Anne Bonhomme, Temps noir

L’œuvre au noir

On a par­fois ten­dance à consi­dé­rer la poé­sie tel un crépi concep­tuel à visée morale, poli­tique, socio­lo­gique, psy­cho­lo­gique. Bref, à la trai­ter comme un stuc appli­qué sur le mur de nos exis­tences en oubliant que c’est avant tout une lutte de l’émotion avec la langue pour dire ce qui se pense du monde tel qu’il est en s’écrivant. C’est pour­quoi trai­ter la créa­tion comme connais­sance est tou­jours ambigu. Anne Bon­homme prouve qu’il faut consi­dé­rer toute pro­duc­tion lan­ga­gière comme une frac­ture afin de cas­ser notre rap­port au réel et sa cruauté pour sau­ver ce qui peut l’être :
« La guerre éclate tout
La guerre éteint tout.
Au milieu, un petit enfant.
Mon seul souci ».
C’est là sa seule sub­ver­sion que peut la poé­sie : la vie décou­verte et éclair­cie par celle-là.

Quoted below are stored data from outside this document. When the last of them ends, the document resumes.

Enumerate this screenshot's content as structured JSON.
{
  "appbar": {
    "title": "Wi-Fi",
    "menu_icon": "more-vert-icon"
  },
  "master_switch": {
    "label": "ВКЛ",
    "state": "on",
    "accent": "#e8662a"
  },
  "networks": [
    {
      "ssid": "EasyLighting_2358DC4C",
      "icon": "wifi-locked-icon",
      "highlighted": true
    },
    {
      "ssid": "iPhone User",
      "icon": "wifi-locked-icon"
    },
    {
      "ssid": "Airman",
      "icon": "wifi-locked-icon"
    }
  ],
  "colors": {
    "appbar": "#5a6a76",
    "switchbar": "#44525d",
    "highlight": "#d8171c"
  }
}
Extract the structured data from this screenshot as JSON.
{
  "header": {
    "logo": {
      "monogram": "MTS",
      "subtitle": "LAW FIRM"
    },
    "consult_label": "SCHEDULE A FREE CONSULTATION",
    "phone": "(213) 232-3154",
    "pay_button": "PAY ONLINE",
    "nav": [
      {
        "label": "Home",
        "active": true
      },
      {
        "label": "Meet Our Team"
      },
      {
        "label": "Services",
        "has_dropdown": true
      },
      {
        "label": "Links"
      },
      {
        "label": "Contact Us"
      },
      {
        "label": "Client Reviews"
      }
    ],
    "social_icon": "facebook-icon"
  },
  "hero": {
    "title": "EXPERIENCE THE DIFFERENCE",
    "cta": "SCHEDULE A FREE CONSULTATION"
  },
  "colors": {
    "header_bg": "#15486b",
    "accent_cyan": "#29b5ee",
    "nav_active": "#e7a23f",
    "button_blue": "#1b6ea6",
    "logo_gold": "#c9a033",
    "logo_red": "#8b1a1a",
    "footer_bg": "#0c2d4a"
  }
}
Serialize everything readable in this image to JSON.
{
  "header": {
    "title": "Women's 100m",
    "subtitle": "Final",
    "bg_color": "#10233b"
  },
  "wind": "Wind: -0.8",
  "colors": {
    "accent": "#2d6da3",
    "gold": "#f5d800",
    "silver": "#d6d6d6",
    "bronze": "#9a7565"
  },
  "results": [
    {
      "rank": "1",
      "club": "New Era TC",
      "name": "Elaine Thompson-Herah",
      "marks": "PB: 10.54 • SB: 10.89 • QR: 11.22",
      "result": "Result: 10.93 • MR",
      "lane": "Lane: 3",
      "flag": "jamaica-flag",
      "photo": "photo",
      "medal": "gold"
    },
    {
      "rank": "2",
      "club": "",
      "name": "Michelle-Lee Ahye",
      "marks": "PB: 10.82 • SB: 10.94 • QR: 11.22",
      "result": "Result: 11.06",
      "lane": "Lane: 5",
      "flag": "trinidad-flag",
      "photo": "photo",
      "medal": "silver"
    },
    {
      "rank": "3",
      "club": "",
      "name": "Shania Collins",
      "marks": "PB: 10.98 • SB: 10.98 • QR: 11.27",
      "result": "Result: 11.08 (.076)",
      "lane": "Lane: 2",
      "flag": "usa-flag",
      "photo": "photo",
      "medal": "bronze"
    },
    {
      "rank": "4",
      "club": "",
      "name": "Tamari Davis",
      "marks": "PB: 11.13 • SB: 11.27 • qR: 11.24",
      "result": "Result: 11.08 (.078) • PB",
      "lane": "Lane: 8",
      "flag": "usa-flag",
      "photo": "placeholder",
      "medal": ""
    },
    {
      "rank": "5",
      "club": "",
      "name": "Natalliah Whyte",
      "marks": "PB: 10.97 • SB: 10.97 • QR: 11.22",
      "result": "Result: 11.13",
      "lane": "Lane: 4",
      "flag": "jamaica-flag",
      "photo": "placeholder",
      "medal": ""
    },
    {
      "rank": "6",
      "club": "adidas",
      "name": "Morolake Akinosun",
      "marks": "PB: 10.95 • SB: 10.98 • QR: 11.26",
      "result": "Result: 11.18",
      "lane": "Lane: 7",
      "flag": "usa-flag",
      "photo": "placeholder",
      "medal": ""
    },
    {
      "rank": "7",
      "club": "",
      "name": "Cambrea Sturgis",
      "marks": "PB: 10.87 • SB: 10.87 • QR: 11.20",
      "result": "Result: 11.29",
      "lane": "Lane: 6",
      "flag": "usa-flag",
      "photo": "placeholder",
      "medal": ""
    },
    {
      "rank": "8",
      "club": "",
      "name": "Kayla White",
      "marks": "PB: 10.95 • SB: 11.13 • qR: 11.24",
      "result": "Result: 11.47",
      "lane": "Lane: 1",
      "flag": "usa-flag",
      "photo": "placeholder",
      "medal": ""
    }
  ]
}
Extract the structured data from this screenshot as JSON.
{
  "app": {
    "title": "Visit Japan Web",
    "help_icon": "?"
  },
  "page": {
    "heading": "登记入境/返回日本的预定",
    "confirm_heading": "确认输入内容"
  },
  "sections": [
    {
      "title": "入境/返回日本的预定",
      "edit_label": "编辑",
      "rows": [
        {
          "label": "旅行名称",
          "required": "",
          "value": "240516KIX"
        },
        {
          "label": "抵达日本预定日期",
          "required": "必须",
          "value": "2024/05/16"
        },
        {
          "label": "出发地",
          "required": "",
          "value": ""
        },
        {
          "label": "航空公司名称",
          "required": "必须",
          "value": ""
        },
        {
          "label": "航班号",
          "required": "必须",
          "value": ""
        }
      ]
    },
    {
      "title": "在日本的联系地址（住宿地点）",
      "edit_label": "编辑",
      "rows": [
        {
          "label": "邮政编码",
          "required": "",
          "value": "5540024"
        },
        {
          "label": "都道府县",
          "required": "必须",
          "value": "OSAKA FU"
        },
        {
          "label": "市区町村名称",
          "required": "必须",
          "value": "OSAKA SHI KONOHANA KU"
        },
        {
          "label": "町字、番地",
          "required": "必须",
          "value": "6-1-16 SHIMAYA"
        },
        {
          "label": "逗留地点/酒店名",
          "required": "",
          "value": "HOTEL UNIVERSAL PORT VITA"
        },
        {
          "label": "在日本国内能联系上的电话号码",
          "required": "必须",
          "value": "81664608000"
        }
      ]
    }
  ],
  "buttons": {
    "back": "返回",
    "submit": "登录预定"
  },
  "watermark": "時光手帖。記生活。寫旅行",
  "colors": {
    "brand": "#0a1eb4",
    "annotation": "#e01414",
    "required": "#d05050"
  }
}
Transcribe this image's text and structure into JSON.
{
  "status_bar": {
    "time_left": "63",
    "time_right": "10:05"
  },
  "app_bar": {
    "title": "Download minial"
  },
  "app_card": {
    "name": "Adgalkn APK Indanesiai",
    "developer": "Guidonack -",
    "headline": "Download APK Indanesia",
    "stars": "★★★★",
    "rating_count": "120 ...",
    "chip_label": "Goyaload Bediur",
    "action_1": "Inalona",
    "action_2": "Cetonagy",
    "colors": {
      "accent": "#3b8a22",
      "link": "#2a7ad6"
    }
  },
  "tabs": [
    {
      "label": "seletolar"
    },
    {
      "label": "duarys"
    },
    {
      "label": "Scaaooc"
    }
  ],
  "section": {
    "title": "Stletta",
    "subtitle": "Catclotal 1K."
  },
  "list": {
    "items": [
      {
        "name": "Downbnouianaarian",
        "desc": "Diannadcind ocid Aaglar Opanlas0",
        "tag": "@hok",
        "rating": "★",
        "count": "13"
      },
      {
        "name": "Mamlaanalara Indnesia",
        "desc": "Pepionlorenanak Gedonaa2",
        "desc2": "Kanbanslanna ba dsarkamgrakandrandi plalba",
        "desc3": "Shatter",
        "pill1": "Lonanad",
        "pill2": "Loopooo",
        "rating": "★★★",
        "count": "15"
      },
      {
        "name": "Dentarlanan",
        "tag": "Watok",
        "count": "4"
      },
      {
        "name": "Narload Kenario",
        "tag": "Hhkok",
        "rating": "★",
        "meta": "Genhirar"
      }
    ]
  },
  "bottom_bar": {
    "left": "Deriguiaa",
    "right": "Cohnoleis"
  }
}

Le poème reste donc avant tout un type d’attention porté au réel et à l’existence. On semble ne pas pou­voir en dire plus car son mys­tère nous échappe. Il reste tou­te­fois le cri de stu­peur auquel Anne Bon­homme donne des mots. Certes, la poé­sie reste noc­turne. Mais com­ment en pourrait-il être autre­ment ? Il s’agit à pro­pre­ment par­ler d’ « œuvre au noir » chère à une autre grande écri­vaine belge. Le texte est donc le moyen de s’accrocher non seule­ment à « la pluie au des­sus des morts » mais à ce qu’elle per­met de faire ger­mer : «mûre encore verte » et « soli­taire prunelier ».

jean-paul gavard-perret

Anne Bon­homme, Temps noir, illus­tra­tions de Simonne Jans­sens, Edi­tions Le Cou­drier, Mont Saint Gui­bert. 2015 — 14,00 €.